被災地で行った

被災地で行った"地域医療" 第2回

2011.7.12 update.

小野雄司 イメージ

小野雄司

SF作家になることを夢見ている消化器科医。困難な状況に立ち向かう人間の精神のすばらしさを書いてみたい。実際の臨床の場でも患者さんはみな困難な状況にあり、それを克服するためにどのようにお手伝いできるかを考えている。
写真は支援先の南三陸町で、米の運搬をお手伝いしている筆者。
日本医科大学1999年卒業、北海道大学大学院医学研究科2007年修了、医学博士。稚内市立病院などを経て、現職。

被災地で行った“地域医療” 第2回 

小野雄司

医師 札幌社会保険総合病院 内科・消化器科 

 

地域医療の破綻を防ぐために

慢性疾患のコントロールをはじめとする

地域医療の再構築が急務

 

こうして振り返ってみると、被災地で特別なことを行ったわけではない。活動した時期の南三陸町は、一時的な被災地医療から継続可能な地域医療への転換点であったので、(僕らにとっては)初診である患者のデータをまとめ、それを再び立ち上がろうとしている地域医療機関へ橋渡しする、という活動が主となったが、その根底に流れる思想としては慢性期の患者をできるだけ増悪させない、というどこにでもある地域医療と同じものである。

 

近年、日本の急性期医療が崩壊しかかっているという指摘がある。
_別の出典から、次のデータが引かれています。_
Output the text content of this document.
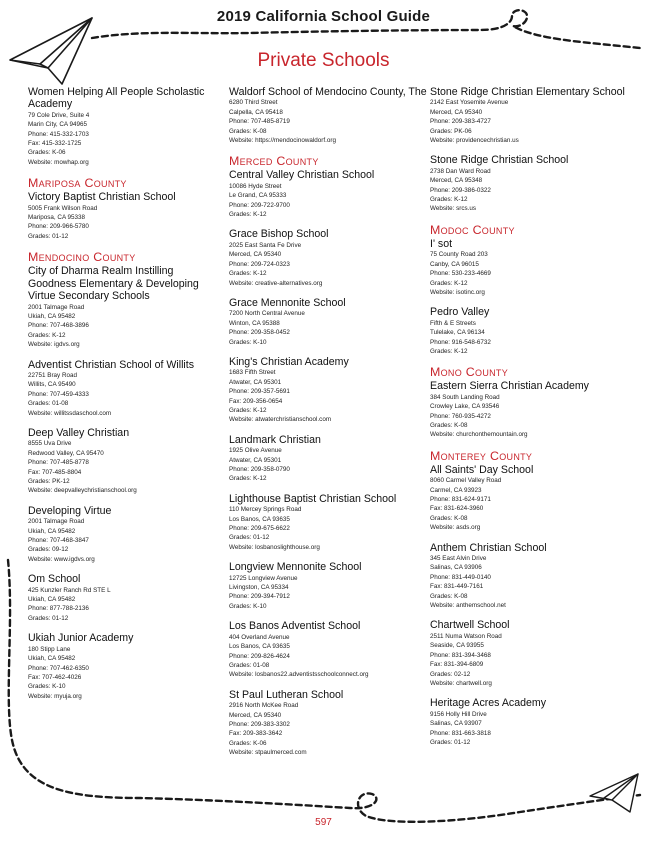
2019 California School Guide
Private Schools
Women Helping All People Scholastic Academy
79 Cole Drive, Suite 4
Marin City, CA 94965
Phone: 415-332-1703
Fax: 415-332-1725
Grades: K-06
Website: mowhap.org
Mariposa County
Victory Baptist Christian School
5005 Frank Wilson Road
Mariposa, CA 95338
Phone: 209-966-5780
Grades: 01-12
Mendocino County
City of Dharma Realm Instilling Goodness Elementary & Developing Virtue Secondary Schools
2001 Talmage Road
Ukiah, CA 95482
Phone: 707-468-3896
Grades: K-12
Website: igdvs.org
Adventist Christian School of Willits
22751 Bray Road
Willits, CA 95490
Phone: 707-459-4333
Grades: 01-08
Website: willitssdaschool.com
Deep Valley Christian
8555 Uva Drive
Redwood Valley, CA 95470
Phone: 707-485-8778
Fax: 707-485-8804
Grades: PK-12
Website: deepvalleychristianschool.org
Developing Virtue
2001 Talmage Road
Ukiah, CA 95482
Phone: 707-468-3847
Grades: 09-12
Website: www.igdvs.org
Om School
425 Kunzler Ranch Rd STE L
Ukiah, CA 95482
Phone: 877-788-2136
Grades: 01-12
Ukiah Junior Academy
180 Stipp Lane
Ukiah, CA 95482
Phone: 707-462-6350
Fax: 707-462-4026
Grades: K-10
Website: myuja.org
Waldorf School of Mendocino County, The
6280 Third Street
Calpella, CA 95418
Phone: 707-485-8719
Grades: K-08
Website: https://mendocinowaldorf.org
Merced County
Central Valley Christian School
10086 Hyde Street
Le Grand, CA 95333
Phone: 209-722-9700
Grades: K-12
Grace Bishop School
2025 East Santa Fe Drive
Merced, CA 95340
Phone: 209-724-0323
Grades: K-12
Website: creative-alternatives.org
Grace Mennonite School
7200 North Central Avenue
Winton, CA 95388
Phone: 209-358-0452
Grades: K-10
King's Christian Academy
1683 Fifth Street
Atwater, CA 95301
Phone: 209-357-5691
Fax: 209-356-0654
Grades: K-12
Website: atwaterchristianschool.com
Landmark Christian
1925 Olive Avenue
Atwater, CA 95301
Phone: 209-358-0790
Grades: K-12
Lighthouse Baptist Christian School
110 Mercey Springs Road
Los Banos, CA 93635
Phone: 209-675-6622
Grades: 01-12
Website: losbanoslighthouse.org
Longview Mennonite School
12725 Longview Avenue
Livingston, CA 95334
Phone: 209-394-7912
Grades: K-10
Los Banos Adventist School
404 Overland Avenue
Los Banos, CA 93635
Phone: 209-826-4624
Grades: 01-08
Website: losbanos22.adventistsschoolconnect.org
St Paul Lutheran School
2916 North McKee Road
Merced, CA 95340
Phone: 209-383-3302
Fax: 209-383-3642
Grades: K-06
Website: stpaulmerced.com
Stone Ridge Christian Elementary School
2142 East Yosemite Avenue
Merced, CA 95340
Phone: 209-383-4727
Grades: PK-06
Website: providencechristian.us
Stone Ridge Christian School
2738 Dan Ward Road
Merced, CA 95348
Phone: 209-386-0322
Grades: K-12
Website: srcs.us
Modoc County
I' sot
75 County Road 203
Canby, CA 96015
Phone: 530-233-4669
Grades: K-12
Website: isotinc.org
Pedro Valley
Fifth & E Streets
Tulelake, CA 96134
Phone: 916-548-6732
Grades: K-12
Mono County
Eastern Sierra Christian Academy
384 South Landing Road
Crowley Lake, CA 93546
Phone: 760-935-4272
Grades: K-08
Website: churchonthemountain.org
Monterey County
All Saints' Day School
8060 Carmel Valley Road
Carmel, CA 93923
Phone: 831-624-9171
Fax: 831-624-3960
Grades: K-08
Website: asds.org
Anthem Christian School
345 East Alvin Drive
Salinas, CA 93906
Phone: 831-449-0140
Fax: 831-449-7161
Grades: K-08
Website: anthemschool.net
Chartwell School
2511 Numa Watson Road
Seaside, CA 93955
Phone: 831-394-3468
Fax: 831-394-6809
Grades: 02-12
Website: chartwell.org
Heritage Acres Academy
9156 Holly Hill Drive
Salinas, CA 93907
Phone: 831-663-3818
Grades: 01-12
597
それがまさにさし迫っていた地域のひとつが今回の被災地だ。地震によって地域医療を支えていた診療所の大多数が壊滅し、わずかに残存した拠点病院に患者が殺到し、地域医療全体が破綻することを防いでいかなければならない。

 

復興にはまだ遠い被災地でこれから必要とされるのは、慢性疾患をコントロールするような地域医療の再構築である。特別に災害医療の訓練が必要と言うわけではなく、訪問看護や介護を含めた、“日常の地域医療”を被災地で行うことが十分医療支援になるのである。

 

漠然とした焦燥感や無力感を感じている人に伝えたいこと

 

僕と同じような漠然とした焦燥感や無力感を感じている医療者がいらっしゃれば、その人たちに伝えたい。自分は普段、地域医療しかしておらず、被災地にいってなにかできるような特別な力はない、でもなにかしたい、とおもっているなら、その地域医療を行う力こそ必要とされる場面があり、あなたの存在はとても重要なのです。

 

また、今回は無理だとしても、災害は将来必ず起こる。その時に僕のこの駄文を思い出して、支援活動をおこなう原動力の一部になればとおもう。

 

もちろん、僕も今回の活動で満足しているわけではなく、機会を見つけてまた参加したい。人間の記憶はだんだんと薄れていくものだが、震災の被害が時間とともに軽減することはない。記憶が風化してしまうことは復興に向けての大きな障害であり、支援を継続することが重要だと思う。

 

最後に、今回の大震災の被害にあわれた方々に哀悼の意を示すとともに、被災地の復興を心より願っています。